Let's look at our sin wave example again, and say we want to move the minimum to 0 in the centre of our plot. First we want to move our minimum to the centre of the plot. This is a translation along the x axis. To translate a function $f(x)$ along the $x$ axis by a distance $k$, to produce a new function $f'(x)$ the function $f'(x)$ will be defined by,
$$
f'(x)=f(x+k).
$$

Following this and given that we know the minimum of a sin curve is at $1.5\pi$ and the middle of our plot is at $\pi$, lets translate our sin curve by $-0.5\pi$.

In [33]:
xPhaseFolded=(x-0.5*np.pi)%(2*np.pi) # subtract or add to X to move your function along the x axis
plt.figure()
plt.plot(xPhaseFolded,y,'k.')
plt.xlabel("$(x-0.5\pi)\:\mathrm{mod}\: 2\pi$")
plt.ylabel("$\sin(x)$")
plt.tight_layout()
plt.show()

<IPython.core.display.Javascript object>

Now we just need to shift the x axis along so that 0 is in the middle, this woll always be exactly a shift of $0.5T$ which in our case is $\pi$. This is done as follows

In [34]:
xPhaseFolded=(x-0.5*np.pi)%(2*np.pi)-np.pi # subtract or add to X mod T to move your origin
plt.figure()
plt.plot(xPhaseFolded,y,'k.')
plt.xlabel("$(x-0.5\pi)\:\mathrm{mod}\: 2\pi \: -\pi$")
plt.ylabel("$\sin(x)$")
plt.tight_layout()
plt.show()

<IPython.core.display.Javascript object>

I have already phase folded KIC006922244 so you can have an idea what the finished product will more or less look like, the data is in the file ```Data/KIC006922244_phaseFold.dat``` here it is: 

In [28]:
t_pf, flux2 = np.loadtxt("Data/KIC006922244_phaseFold.dat",unpack=True)
plt.figure()
plt.plot(t_pf,flux2,'k.',markersize=2)
plt.xlabel("time % period (days)")
plt.ylabel("$\phi$ (arbitrary units)")
plt.tight_layout()
plt.show()

<IPython.core.display.Javascript object>

The period I used for this phase fold was ```T=3.52250```. Try to find the period yourselves, to get a feel for how sensitive the phase fold is to the period estimate.

## What next?
Now that you have taken the first steps in analysing a light curve where do you go next? 


### 1. Fitting a model
With some knowledge about about what planet transits should look at a model can be fit to the data to try and establish the rest of the planetary parameters.
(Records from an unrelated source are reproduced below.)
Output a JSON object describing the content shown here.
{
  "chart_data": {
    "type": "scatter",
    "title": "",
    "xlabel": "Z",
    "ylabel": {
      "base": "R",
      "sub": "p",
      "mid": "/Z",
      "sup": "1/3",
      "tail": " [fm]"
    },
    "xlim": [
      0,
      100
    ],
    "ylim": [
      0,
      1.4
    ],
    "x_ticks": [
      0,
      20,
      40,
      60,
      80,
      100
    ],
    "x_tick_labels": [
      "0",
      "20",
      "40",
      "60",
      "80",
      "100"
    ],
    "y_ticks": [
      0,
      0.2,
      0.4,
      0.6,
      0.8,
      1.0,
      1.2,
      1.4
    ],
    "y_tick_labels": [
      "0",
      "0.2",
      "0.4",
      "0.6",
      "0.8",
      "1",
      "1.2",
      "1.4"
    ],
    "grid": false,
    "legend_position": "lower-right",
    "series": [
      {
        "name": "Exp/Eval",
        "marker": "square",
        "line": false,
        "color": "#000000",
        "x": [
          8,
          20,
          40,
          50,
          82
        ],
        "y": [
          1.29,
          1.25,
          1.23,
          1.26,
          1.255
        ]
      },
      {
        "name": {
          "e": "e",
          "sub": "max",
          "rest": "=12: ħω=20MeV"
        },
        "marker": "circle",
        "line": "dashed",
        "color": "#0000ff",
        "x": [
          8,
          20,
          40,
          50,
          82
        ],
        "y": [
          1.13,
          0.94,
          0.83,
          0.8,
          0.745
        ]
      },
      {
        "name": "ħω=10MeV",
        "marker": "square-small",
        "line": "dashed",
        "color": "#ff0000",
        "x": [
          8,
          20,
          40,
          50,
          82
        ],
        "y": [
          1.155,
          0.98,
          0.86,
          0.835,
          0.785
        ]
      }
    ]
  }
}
With the help of your model you should be able to calculate 
1. Planetary radius
2. Orbital period
3. Semimajor axis
4. Transit impact parameter
5. Orbital inclination
There is a notebook to help guide you in the process of fitting functions using python libraries it is called ```FittingLightCurves.ipynb```

### 2. Explore more light curves
In the data directory, you will find many more light curves, try to find more planets!

### 3. Get creative
You can take your independent research in any direction you want, but here are some suggestions 

1. Extend your search to more Kepler data and even into Tess data (some is already provided in ```./Data/Tess```)
2. Automate your search, write code to automatically determine the planet parameters from a light curve
3. Try find planet parameters for all the planets in a multiplanet system.